By Marlene Flynn
“It is the most beautiful and authentic garden in the world outside Japan.”
Those were the words of former ambassador of Japan to the United States, Nobuo Matsunaga, upon visiting the Portland Japanese Garden during the summer of 1988.
Tucked into the hills of Portland’s Washington Park just three miles west of downtown, a splendor both subtle and stirring calls to the visitor. Welcome to the Portland Japanese Garden.
Here, the staggering beauty that is the Pacific Northwest becomes serene. Where the great national parks of the West impose, leaving the traveler to feel his insignificance – this garden beckons, inviting the visitor to encounter the intimate.

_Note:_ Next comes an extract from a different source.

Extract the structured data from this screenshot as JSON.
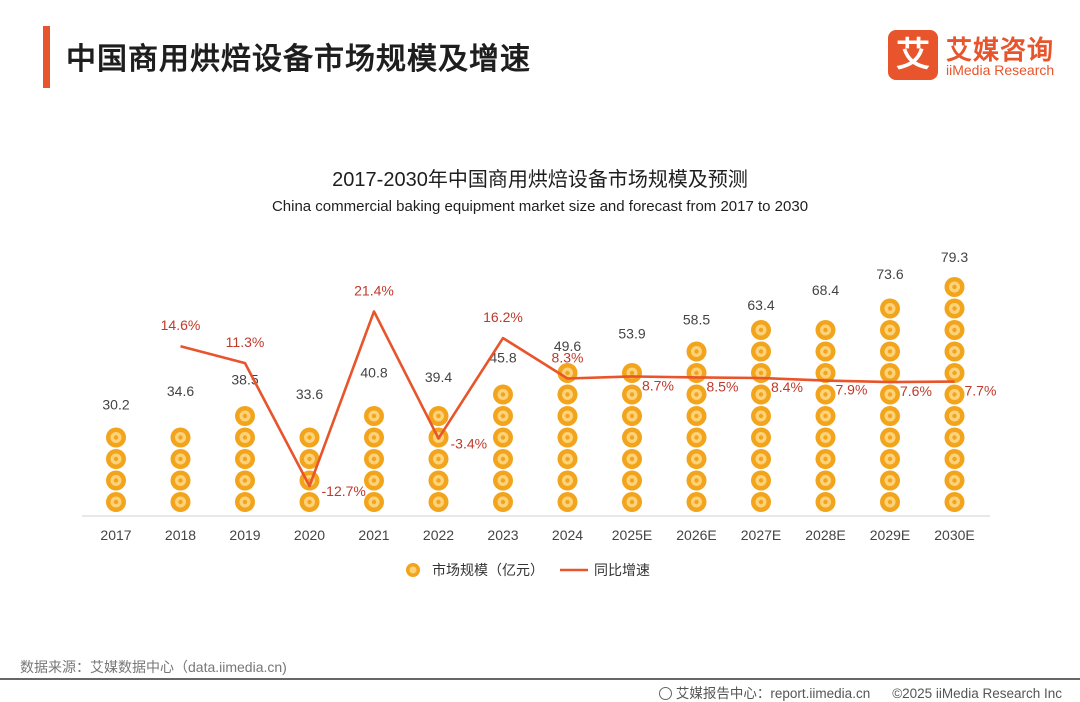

Born out of a wish to grow cultural ties with Japan during the post-war years, the Portland Japanese Garden opened to the public in 1967. To visit now is to step into a place where foliage and flora do not compete – they are companions.
One experiences satoyama: nature in symphony. Twelve acres with eight separate garden styles comprise the space. Shore pines and Douglas firs preside, with wisteria and winding streams and waterfalls to guide you toward the Tea House. An occasional Japanese maple on the path becomes a friend who thrills and delights.
The space is open to the public year-round. October is ideal, with a chance to see the garden aglow in autumn grandeur. Portland itself offers no shortage of greenery and long leafy walks – but the Japanese Garden is a chance to step into the hidden heart of the city.